Nutrient deficiency is another problem in developing countries that GMO corporations insist should be addressed with their products. One high-profile example is vitamin A deficiency, which especially affects the Global South, increasing risks of infection, disease and other ailments such as blindness.
Golden Rice was supposed to be the GMO industry's great solution.
In 2000, Time magazine trumpeted Golden Rice—a genetically modified crop commercially licensed by Syngenta—as a way to save the lives of millions of people in the Third World. The Bill and Melinda Gates Foundation, which strongly advocates for GM crops everywhere, has long supported Golden Rice by funding the International Rice Research Institute.
However, after 24 years of promises and propaganda campaigns against GMO critics, Golden Rice is turning out to be a dud. It is nowhere close to field introduction and is likely to fall short of its purported health benefits, according to a new study from Washington University in St. Louis.
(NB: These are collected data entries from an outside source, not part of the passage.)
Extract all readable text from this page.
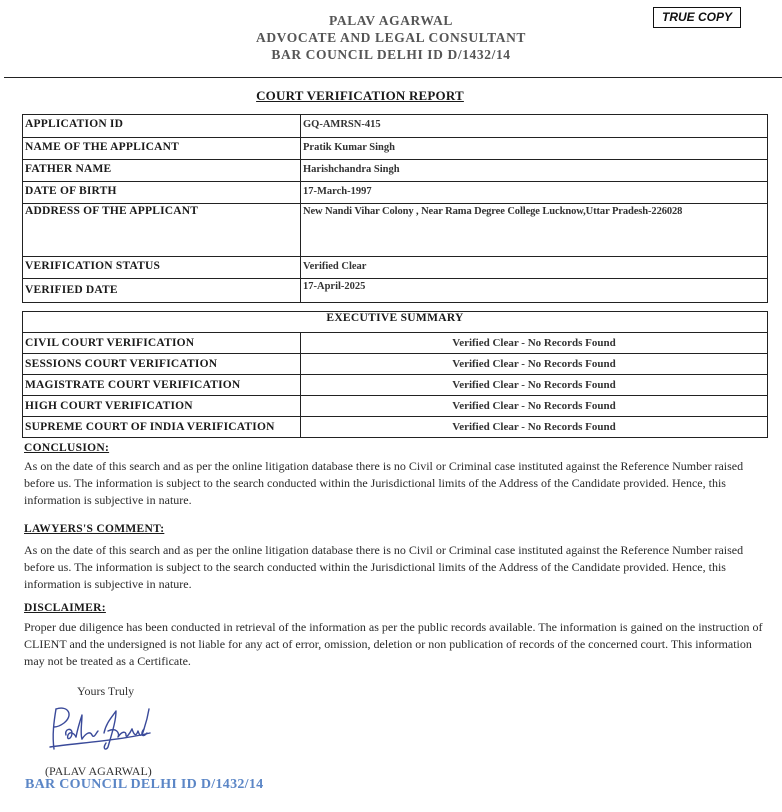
PALAV AGARWAL
ADVOCATE AND LEGAL CONSULTANT
BAR COUNCIL DELHI ID D/1432/14
TRUE COPY
COURT VERIFICATION REPORT
APPLICATION ID	GQ-AMRSN-415
NAME OF THE APPLICANT	Pratik Kumar Singh
FATHER NAME	Harishchandra Singh
DATE OF BIRTH	17-March-1997
ADDRESS OF THE APPLICANT	New Nandi Vihar Colony , Near Rama Degree College Lucknow,Uttar Pradesh-226028
VERIFICATION STATUS	Verified Clear
VERIFIED DATE	17-April-2025
EXECUTIVE SUMMARY	
CIVIL COURT VERIFICATION	Verified Clear - No Records Found
SESSIONS COURT VERIFICATION	Verified Clear - No Records Found
MAGISTRATE COURT VERIFICATION	Verified Clear - No Records Found
HIGH COURT VERIFICATION	Verified Clear - No Records Found
SUPREME COURT OF INDIA VERIFICATION	Verified Clear - No Records Found
CONCLUSION:
As on the date of this search and as per the online litigation database there is no Civil or Criminal case instituted against the Reference Number raised before us. The information is subject to the search conducted within the Jurisdictional limits of the Address of the Candidate provided. Hence, this information is subjective in nature.
LAWYERS'S COMMENT:
As on the date of this search and as per the online litigation database there is no Civil or Criminal case instituted against the Reference Number raised before us. The information is subject to the search conducted within the Jurisdictional limits of the Address of the Candidate provided. Hence, this information is subjective in nature.
DISCLAIMER:
Proper due diligence has been conducted in retrieval of the information as per the public records available. The information is gained on the instruction of CLIENT and the undersigned is not liable for any act of error, omission, deletion or non publication of records of the concerned court. This information may not be treated as a Certificate.
Yours Truly
(PALAV AGARWAL)
BAR COUNCIL DELHI ID D/1432/14
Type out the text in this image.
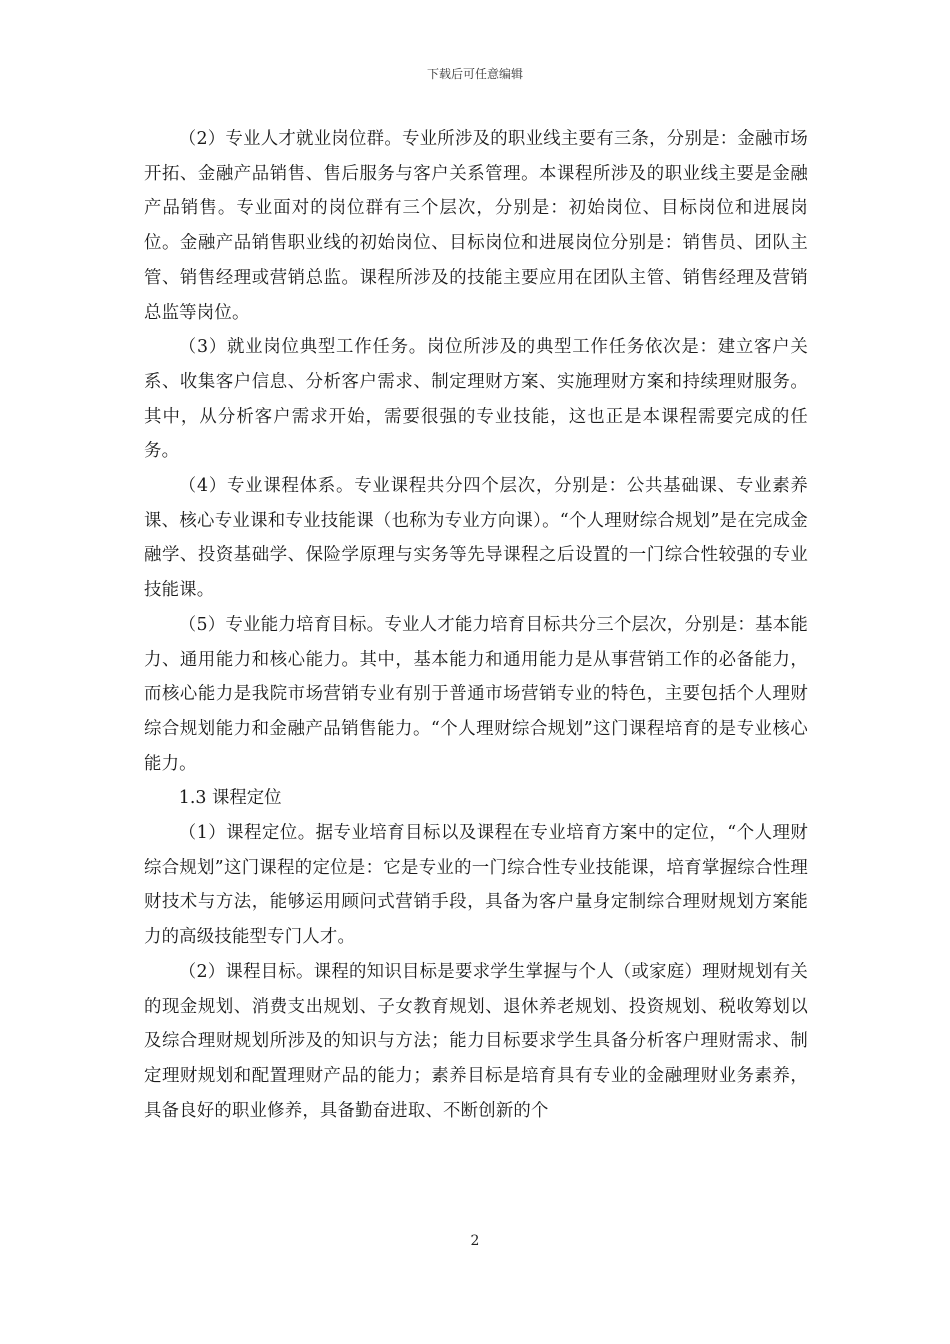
下载后可任意编辑

（2）专业人才就业岗位群。专业所涉及的职业线主要有三条，分别是：金融市场开拓、金融产品销售、售后服务与客户关系管理。本课程所涉及的职业线主要是金融产品销售。专业面对的岗位群有三个层次，分别是：初始岗位、目标岗位和进展岗位。金融产品销售职业线的初始岗位、目标岗位和进展岗位分别是：销售员、团队主管、销售经理或营销总监。课程所涉及的技能主要应用在团队主管、销售经理及营销总监等岗位。

（3）就业岗位典型工作任务。岗位所涉及的典型工作任务依次是：建立客户关系、收集客户信息、分析客户需求、制定理财方案、实施理财方案和持续理财服务。其中，从分析客户需求开始，需要很强的专业技能，这也正是本课程需要完成的任务。

（4）专业课程体系。专业课程共分四个层次，分别是：公共基础课、专业素养课、核心专业课和专业技能课（也称为专业方向课）。“个人理财综合规划”是在完成金融学、投资基础学、保险学原理与实务等先导课程之后设置的一门综合性较强的专业技能课。

（5）专业能力培育目标。专业人才能力培育目标共分三个层次，分别是：基本能力、通用能力和核心能力。其中，基本能力和通用能力是从事营销工作的必备能力，而核心能力是我院市场营销专业有别于普通市场营销专业的特色，主要包括个人理财综合规划能力和金融产品销售能力。“个人理财综合规划”这门课程培育的是专业核心能力。

1.3 课程定位

（1）课程定位。据专业培育目标以及课程在专业培育方案中的定位，“个人理财综合规划”这门课程的定位是：它是专业的一门综合性专业技能课，培育掌握综合性理财技术与方法，能够运用顾问式营销手段，具备为客户量身定制综合理财规划方案能力的高级技能型专门人才。

（2）课程目标。课程的知识目标是要求学生掌握与个人（或家庭）理财规划有关的现金规划、消费支出规划、子女教育规划、退休养老规划、投资规划、税收筹划以及综合理财规划所涉及的知识与方法；能力目标要求学生具备分析客户理财需求、制定理财规划和配置理财产品的能力；素养目标是培育具有专业的金融理财业务素养，具备良好的职业修养，具备勤奋进取、不断创新的个

2
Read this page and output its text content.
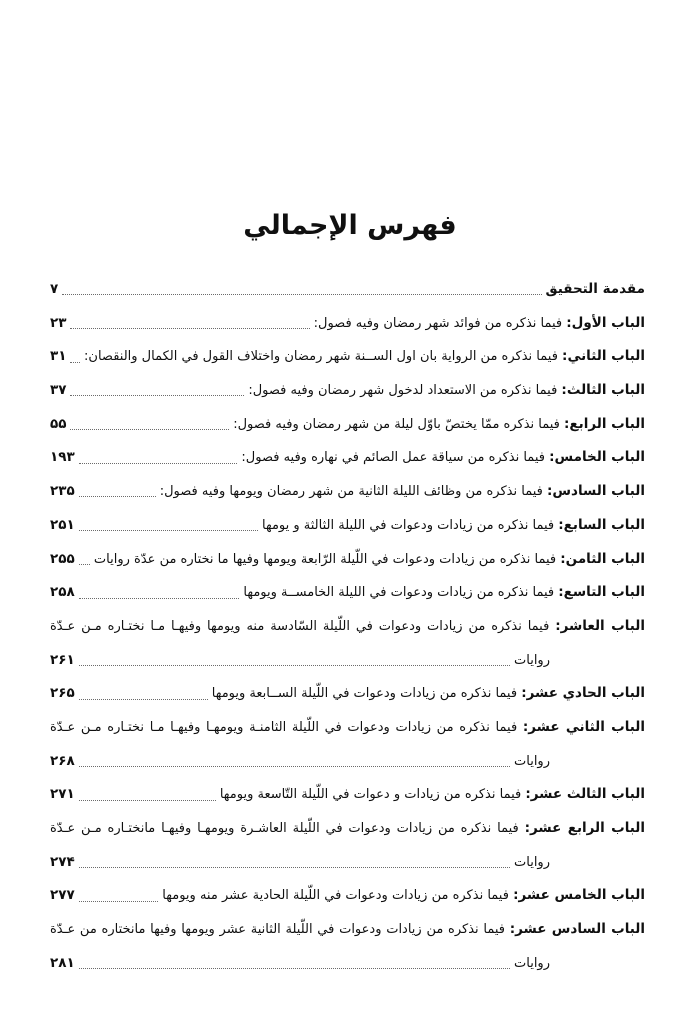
فهرس الإجمالي
مقدمة التحقيق
۷
الباب الأول: فيما نذكره من فوائد شهر رمضان وفيه فصول:
۲۳
الباب الثاني: فيما نذكره من الرواية بان اول الســنة شهر رمضان واختلاف القول في الكمال والنقصان:
۳۱
الباب الثالث: فيما نذكره من الاستعداد لدخول شهر رمضان وفيه فصول:
۳۷
الباب الرابع: فيما نذكره ممّا يختصّ باوّل ليلة من شهر رمضان وفيه فصول:
۵۵
الباب الخامس: فيما نذكره من سياقة عمل الصائم في نهاره وفيه فصول:
۱۹۳
الباب السادس: فيما نذكره من وظائف الليلة الثانية من شهر رمضان ويومها وفيه فصول:
۲۳۵
الباب السابع: فيما نذكره من زيادات ودعوات في الليلة الثالثة و يومها
۲۵۱
الباب الثامن: فيما نذكره من زيادات ودعوات في اللّيلة الرّابعة ويومها وفيها ما نختاره من عدّة روايات
۲۵۵
الباب التاسع: فيما نذكره من زيادات ودعوات في الليلة الخامســة ويومها
۲۵۸
الباب العاشر: فيما نذكره من زيادات ودعوات في اللّيلة السّادسة منه ويومها وفيهـا مـا نختـاره مـن عـدّة
روايات
۲۶۱
الباب الحادي عشر: فيما نذكره من زيادات ودعوات في اللّيلة الســابعة ويومها
۲۶۵
الباب الثاني عشر: فيما نذكره من زيادات ودعوات في اللّيلة الثامنـة ويومهـا وفيهـا مـا نختـاره مـن عـدّة
روايات
۲۶۸
الباب الثالث عشر: فيما نذكره من زيادات و دعوات في اللّيلة التّاسعة ويومها
۲۷۱
الباب الرابع عشر: فيما نذكره من زيادات ودعوات في اللّيلة العاشـرة ويومهـا وفيهـا مانختـاره مـن عـدّة
روايات
۲۷۴
الباب الخامس عشر: فيما نذكره من زيادات ودعوات في اللّيلة الحادية عشر منه ويومها
۲۷۷
الباب السادس عشر: فيما نذكره من زيادات ودعوات في اللّيلة الثانية عشر ويومها وفيها مانختاره من عـدّة
روايات
۲۸۱
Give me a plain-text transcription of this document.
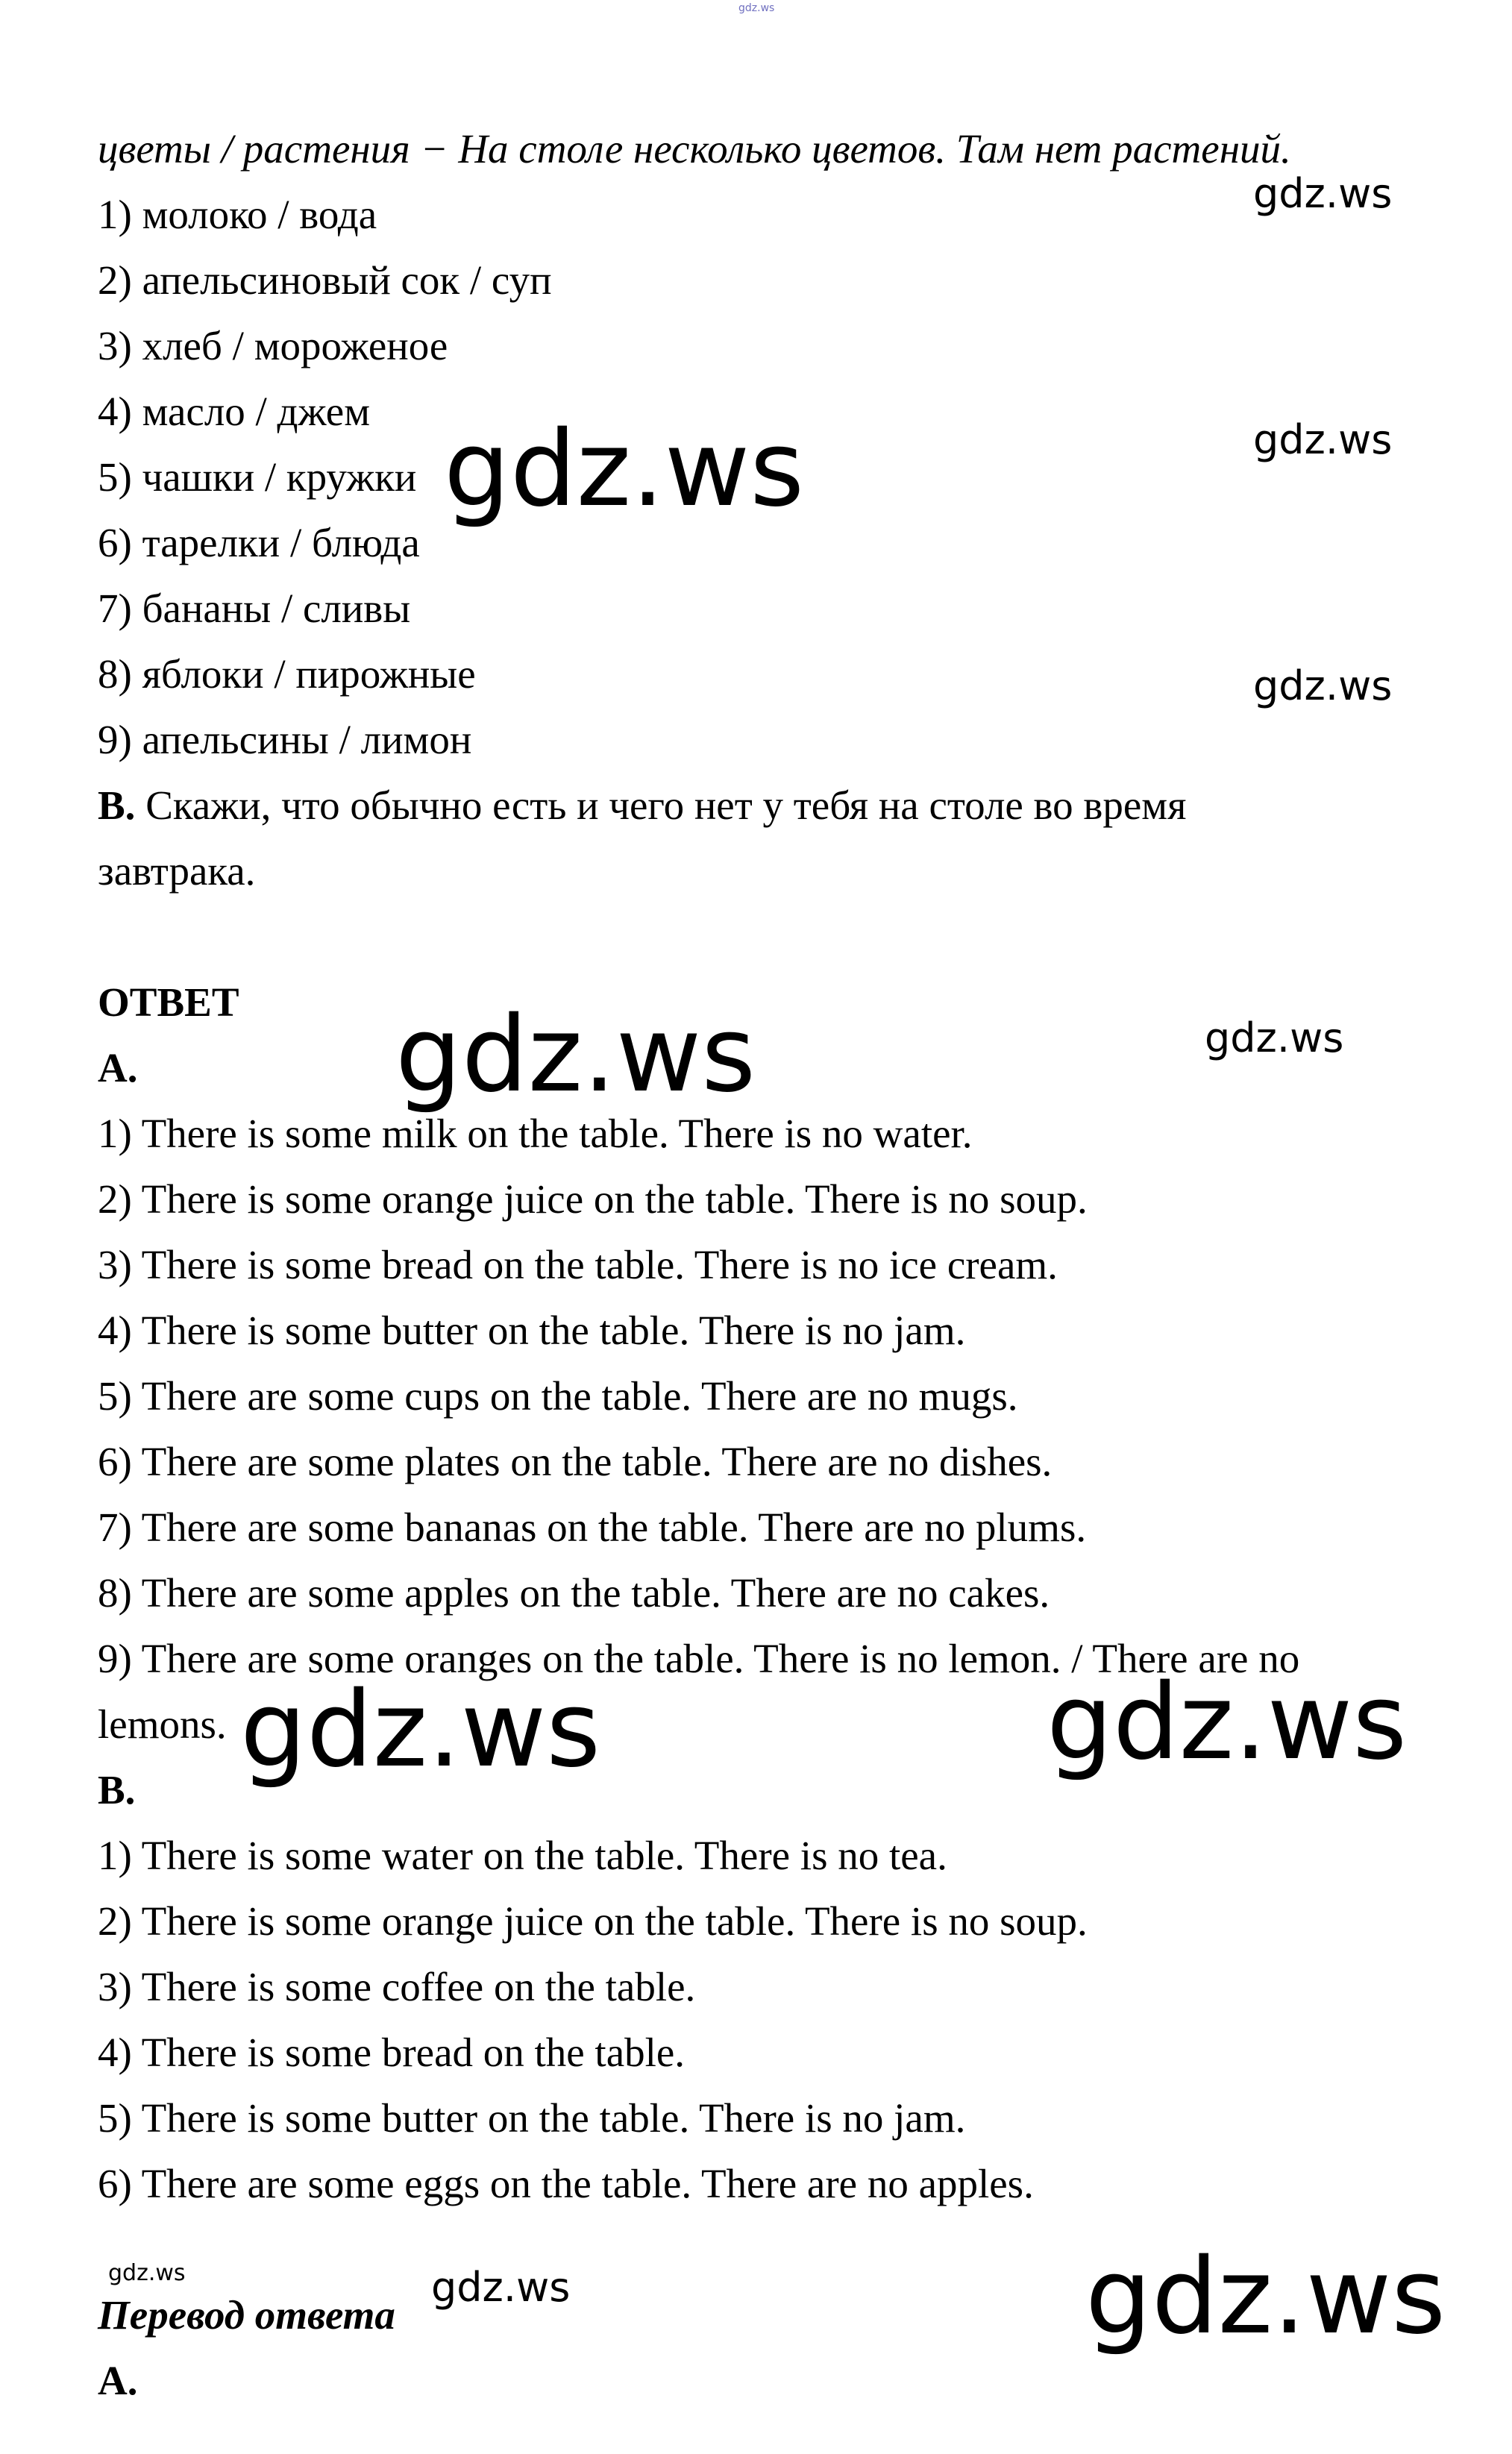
gdz.ws
цветы / растения − На столе несколько цветов. Там нет растений.
1) молоко / вода
2) апельсиновый сок / суп
3) хлеб / мороженое
4) масло / джем
5) чашки / кружки
6) тарелки / блюда
7) бананы / сливы
8) яблоки / пирожные
9) апельсины / лимон
B. Скажи, что обычно есть и чего нет у тебя на столе во время
завтрака.
ОТВЕТ
A.
1) There is some milk on the table. There is no water.
2) There is some orange juice on the table. There is no soup.
3) There is some bread on the table. There is no ice cream.
4) There is some butter on the table. There is no jam.
5) There are some cups on the table. There are no mugs.
6) There are some plates on the table. There are no dishes.
7) There are some bananas on the table. There are no plums.
8) There are some apples on the table. There are no cakes.
9) There are some oranges on the table. There is no lemon. / There are no
lemons.
B.
1) There is some water on the table. There is no tea.
2) There is some orange juice on the table. There is no soup.
3) There is some coffee on the table.
4) There is some bread on the table.
5) There is some butter on the table. There is no jam.
6) There are some eggs on the table. There are no apples.
Перевод ответа
A.
gdz.ws
gdz.ws
gdz.ws
gdz.ws
gdz.ws	gdz.ws
gdz.ws	gdz.ws
gdz.ws	gdz.ws	gdz.ws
Lead author Glenn Stone, a recognized expert in global agricultural trends and humanitarian issues, used to think we should give Golden Rice a chance. But a frank analysis of the situation now leads him to a different conclusion.
GMO researchers seek to increase the amount of beta carotene by inserting genes into existing rice strains, which they say will increase available vitamin A in the edible grain."Golden Rice was a promising idea backed by good intentions," Stone said. "In contrast to anti-GMO activists, I argued that it deserved a chance to succeed. But if we are actually interested in the welfare of poor children — instead of just fighting over GMOs — then we have to make unbiased assessments of possible solutions. The simple fact is that after 24 years of research and breeding, Golden Rice is still years away from being ready for release."
But they still have not been able to produce strains that yield as well as non-GM strains. Stone points out that Golden Rice "has not been successful in test plots of the rice breeding institutes in the Philippines, where the leading research is being done."
Little is known about how well the beta carotene will hold up in storage between harvests, or when cooked using traditional methods in remote rural areas. It is not even known whether the Golden Rice beta carotene can be converted to vitamin A in badly undernourished bodies.
Despite these realities, GMO proponents push hard for Golden Rice, and have suggested that critics are prolonging the misery of poor people with vitamin A deficiencies. Monsanto and their propaganda outlets like the GMO Literacy Project say that activists are responsible for the inability of Golden Rice to become a viable solution.
This too is debunked by the study.
"Golden Rice is still not ready for the market, but we find little support for the common claim that environmental activists are responsible for stalling its introduction. GMO opponents have not been the problem," said Stone.
Comment: Golden Rice has been called a 'Trojan horse', that will not only fail to stop malnutrition, but will expand the very destitution, poverty, and helplessness that causes malnutrition in the first place. Introducing this GE crop threatens biological diversity, puts corporate profits over food sovereignty, and would result in loss of livelihoods for small-scale farmers. Proponents of Golden Rice suggest rice farmers replace their profitable crops with genetically modified rice that will treat only one of many vitamin and mineral deficiencies they may or may not potentially suffer from, deficiencies that could be easily solved through other methods.